There are a bunch of sidequests to tackle, such as police-work, saving citizens, different types of races, support your gang in missions, and, of course, a bunch of collectibles. You can even buy stuff for the apartments you acquire in the game to make them more visually pleasing. The missions are varied between each other and all are entertaining, but I wish for more interesting setups inside the type of quests themselves. For example, one quest involves destroying other cars for helping a man who claimed that he was almost killed in a street race, but his mission will repeat with the same story and objective: destroy cars and knock out the driver.

Hong Kong market.jpg

A few numbers are different from the previous one, but most quickly become samey inside its own mission type, though never repetitive thanks to how fun and engaging they are, with the difficulty being increased after each finished mission. Even the fetch quests are fun as you might go and take photos of different sceneries or explore hidden areas to take down gangs, which are entertaining. Gambling money with Mahjong is also available for those seeking some risks and you can also go on dates, should you wish for more story-segments. You can also compare scores with other players online and it is a nice touch for the “just one more try”-mentality.

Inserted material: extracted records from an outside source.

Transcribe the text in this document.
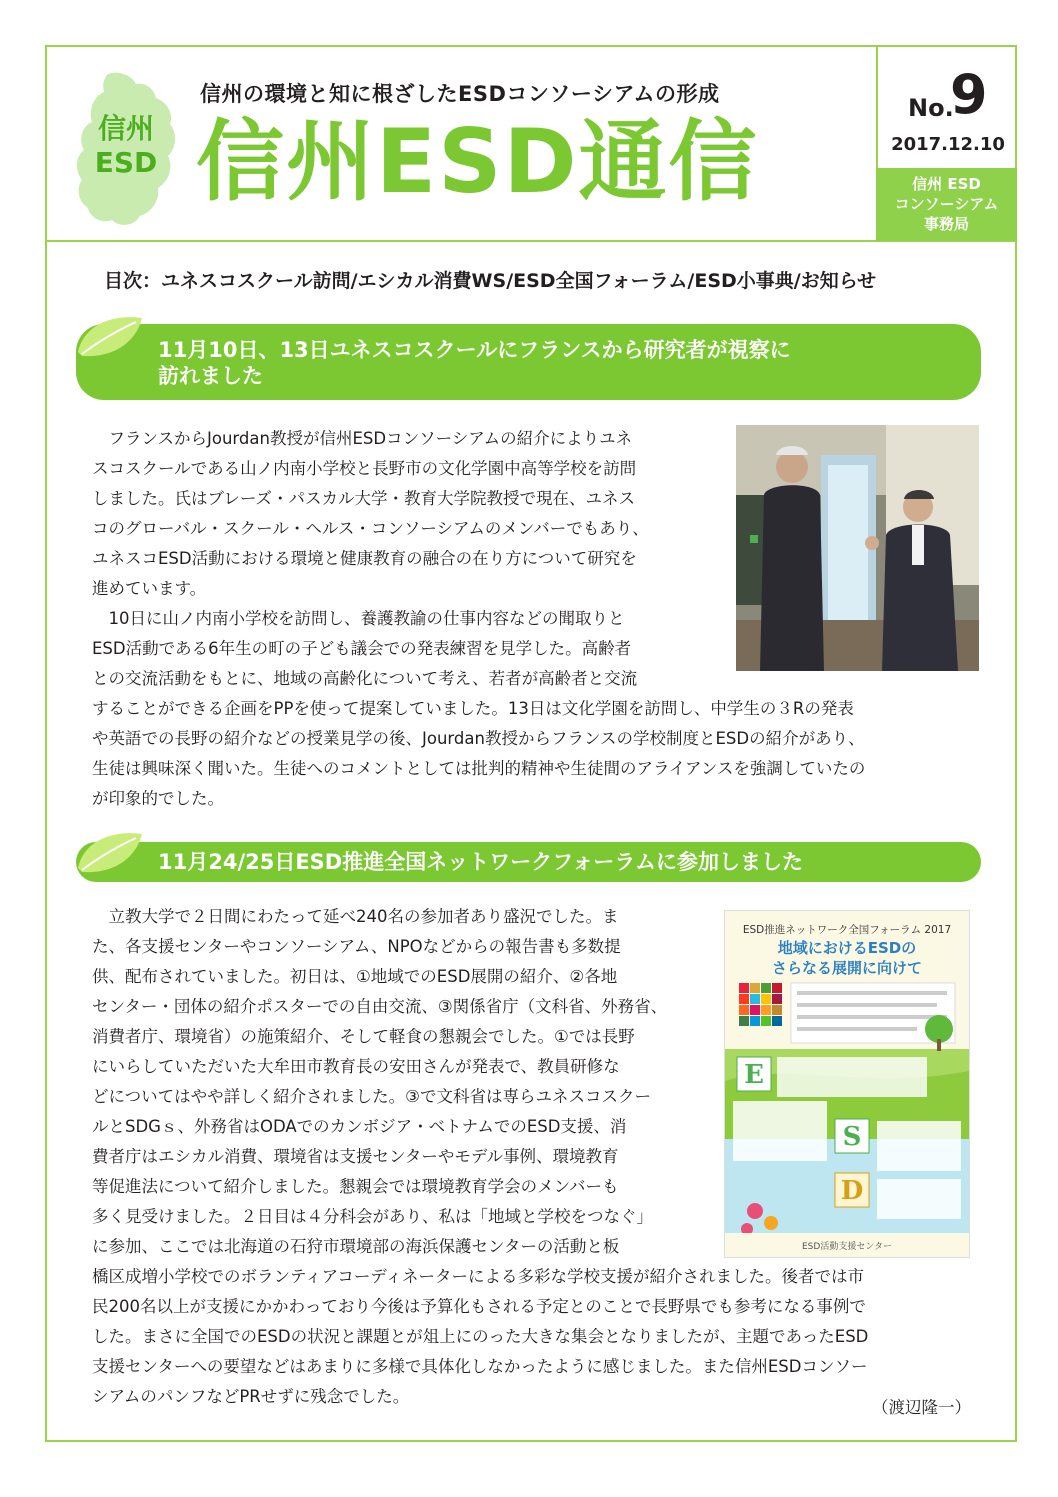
信州ESD
信州の環境と知に根ざしたESDコンソーシアムの形成
信州ESD通信
No.
9
2017.12.10
信州 ESD
コンソーシアム
事務局
目次：ユネスコスクール訪問/エシカル消費WS/ESD全国フォーラム/ESD小事典/お知らせ
11月10日、13日ユネスコスクールにフランスから研究者が視察に
訪れました

フランスからJourdan教授が信州ESDコンソーシアムの紹介によりユネ

スコスクールである山ノ内南小学校と長野市の文化学園中高等学校を訪問
しました。氏はブレーズ・パスカル大学・教育大学院教授で現在、ユネス
コのグローバル・スクール・ヘルス・コンソーシアムのメンバーでもあり、
ユネスコESD活動における環境と健康教育の融合の在り方について研究を
進めています。

10日に山ノ内南小学校を訪問し、養護教諭の仕事内容などの聞取りと

ESD活動である6年生の町の子ども議会での発表練習を見学した。高齢者
との交流活動をもとに、地域の高齢化について考え、若者が高齢者と交流
することができる企画をPPを使って提案していました。13日は文化学園を訪問し、中学生の３Rの発表
や英語での長野の紹介などの授業見学の後、Jourdan教授からフランスの学校制度とESDの紹介があり、
生徒は興味深く聞いた。生徒へのコメントとしては批判的精神や生徒間のアライアンスを強調していたの
が印象的でした。
11月24/25日ESD推進全国ネットワークフォーラムに参加しました

立教大学で２日間にわたって延べ240名の参加者あり盛況でした。ま

た、各支援センターやコンソーシアム、NPOなどからの報告書も多数提
供、配布されていました。初日は、①地域でのESD展開の紹介、②各地
センター・団体の紹介ポスターでの自由交流、③関係省庁（文科省、外務省、
消費者庁、環境省）の施策紹介、そして軽食の懇親会でした。①では長野
にいらしていただいた大牟田市教育長の安田さんが発表で、教員研修な
どについてはやや詳しく紹介されました。③で文科省は専らユネスコスクー
ルとSDGｓ、外務省はODAでのカンボジア・ベトナムでのESD支援、消
費者庁はエシカル消費、環境省は支援センターやモデル事例、環境教育
等促進法について紹介しました。懇親会では環境教育学会のメンバーも
多く見受けました。２日目は４分科会があり、私は「地域と学校をつなぐ」
に参加、ここでは北海道の石狩市環境部の海浜保護センターの活動と板
橋区成増小学校でのボランティアコーディネーターによる多彩な学校支援が紹介されました。後者では市
民200名以上が支援にかかわっており今後は予算化もされる予定とのことで長野県でも参考になる事例で
した。まさに全国でのESDの状況と課題とが俎上にのった大きな集会となりましたが、主題であったESD
支援センターへの要望などはあまりに多様で具体化しなかったように感じました。また信州ESDコンソー
シアムのパンフなどPRせずに残念でした。
ESD推進ネットワーク全国フォーラム 2017
地域におけるESDの
さらなる展開に向けて
E
S
D
ESD活動支援センター
（渡辺隆一）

The Definitive Edition also contains all of the DLC, including missions, costumes, and more to the end-game and the events throughout the game, providing so many things to do that you might forget the story-missions. Besides these, there are also two exclusive episodes which are not part of the main game, but rather stand-alone. The first is Nightmare in North Point and the second is The Year of the Snake.

The first one is a simple ghost story that doesn’t take itself seriously, which I am all okay with. It focuses on constant fighting and is rather a short story-mission than something resembling original main-story, though it is a nice Halloween distraction and it is fun to beat ghosts up. The second one is more of a “what if” scenario of what would have happened if Wei’s actions actually had consequences to your rank inside the police. With Wei being degraded to a street cop, he eventually starts investigating a cult’s evil plan for the new year. This one is more about doing police-work such as roughing up criminals and hacking/eavesdropping. Both episodes do contain their own version of Hong Kong with clothes and weapons to unlock, as well as some missions of their own so they can be viewed as short open-world games. You do have everything upgraded when entering these missions however, so it is recommended to have played the main-games story first.

Extra Score: 8.5 /10


It is easy to call any open world-games set in a city a GTA-clone, even if they do something unique or significantly better. Sleeping Dogs is definitely its own thing, while taking inspirations from other games and making it into something of its own. The story is a great cop-story which I can actually take seriously, the amount of content is massive and entertaining, Hong Kong is presented wonderfully, and I always felt a sense of satisfaction, be it simply running through the city and eating noodles, or taking down 13 bad guys with none landing a single hit on me. It is unlikely that we will ever see more from United Front as they sadly had to close their doors in 2016, but if they never get another shot at making games, I am at least happy that this title exists. No matter if you are into or despise open-world games, it is hard to not appreciate this entry.